Он проводил дни в писании, чтении и малых хлопотах. Он никогда не пользовался услугами секретаря, и последние два года обходился без слуги. И мистеру Пинфолду это не было в тягость. Ему хватало умения отвечать на письма, оплачивать свои счета, увязывать пакеты и складывать одежду. Ночами ему чаще всего снилось, как он разгадывает кроссворд в «Таймс»; когда снилось, что он вслух читает семейству скучную книгу, он просыпался в кошмаре.
К пятидесяти годам он обленился. В свое время он охотился с собаками, помногу ходил, копал огород, валил деревца. Теперь он днями просиживал в кресле. Он стал меньше есть, больше пить и его разнесло. Недуги крайне редко укладывали его в постель на целый день. Он периодически страдал от приступов боли в суставах и мышцах – артрит, ревматизм, фиброз; научные названия их не украшали. Мистер Пинфолд редко обращался к врачу, а если обращался, то «в частном порядке». Его дети пользовались государственной медицинской помощью, а мистер Пинфолд не пожелал ломать отношения, сложившиеся в его первые личполские годы. Наблюдавший мистера Пинфолда доктор Дрейк наследовал практику своего отца и был старожилом Личпола, когда Пинфолды только приехали. Худой, поджарый, загорелый, он имел глубокие корни и широкие связи в округе, поскольку доводился братом местному аукционисту, зятем – поверенному и кузеном сразу троим приходским священникам. Развлечения его тяготели к спорту.

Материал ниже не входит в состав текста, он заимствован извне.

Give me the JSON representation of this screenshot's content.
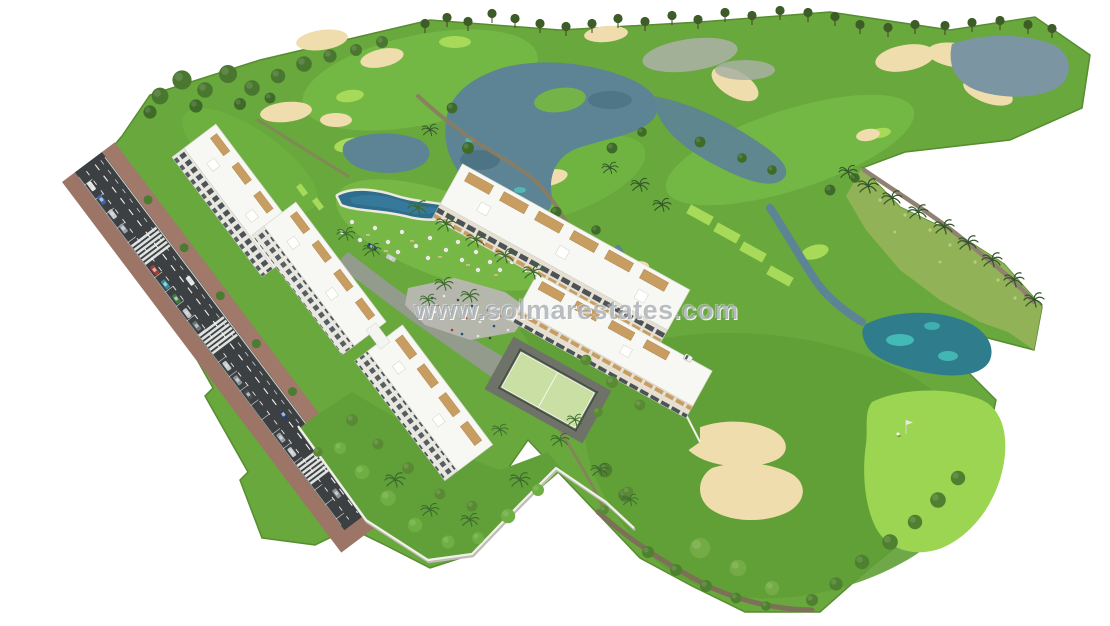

В профессии он не хватал звезд с неба, но мистера Пинфолда вполне устраивал. Он страдал теми же недугами, что мистер Пинфолд, причем даже в более острой форме, и, когда тот обращался к нему, объяснял, что в их возрасте это обычная вещь, что весь их район подвержен этим хворям и что Личпол самое гибельное место здесь.
Еще мистер Пинфолд скверно спал. Это была застарелая беда. Двадцать пять лет он принимал всевозможные успокоительные средства, а последние десять лет пил совершенно особый препарат, хлоралбромид, втайне от доктора Дрейка покупаемый в Лондоне по старому рецепту. Бывали такие минуты в его сочинительстве, когда написанные днем фразы начинали прокручиваться в голове, слова сновали и резко меняли цвет, и в эти минуты он вставал с постели, неслышно спускался в библиотеку, что-то незначительно поправлял, возвращался к себе и лежал в темноте, покуда сверкающий узор словес не гнал его обратно к рукописи. Однако в году их выпадало немного, таких одержимых дней и ночей, которые без ложной скромности можно назвать «творческим зудом». В большинстве своем ночи проходили без волнений и озарений. Просто-напросто донимала скука. Даже пробездельничав день, он нуждался в шести-семи часах бесчувственного состояния. Получив эту передышку и рассчитывая на следующую, можно было худо-бедно протрубить очередной пустой день; принимаемые дозы всегда давали такую передышку.
* * *
В канун его пятидесятилетия произошли два события, поначалу даже незначительные, но в позднейших его приключениях сыгравшие свою роль.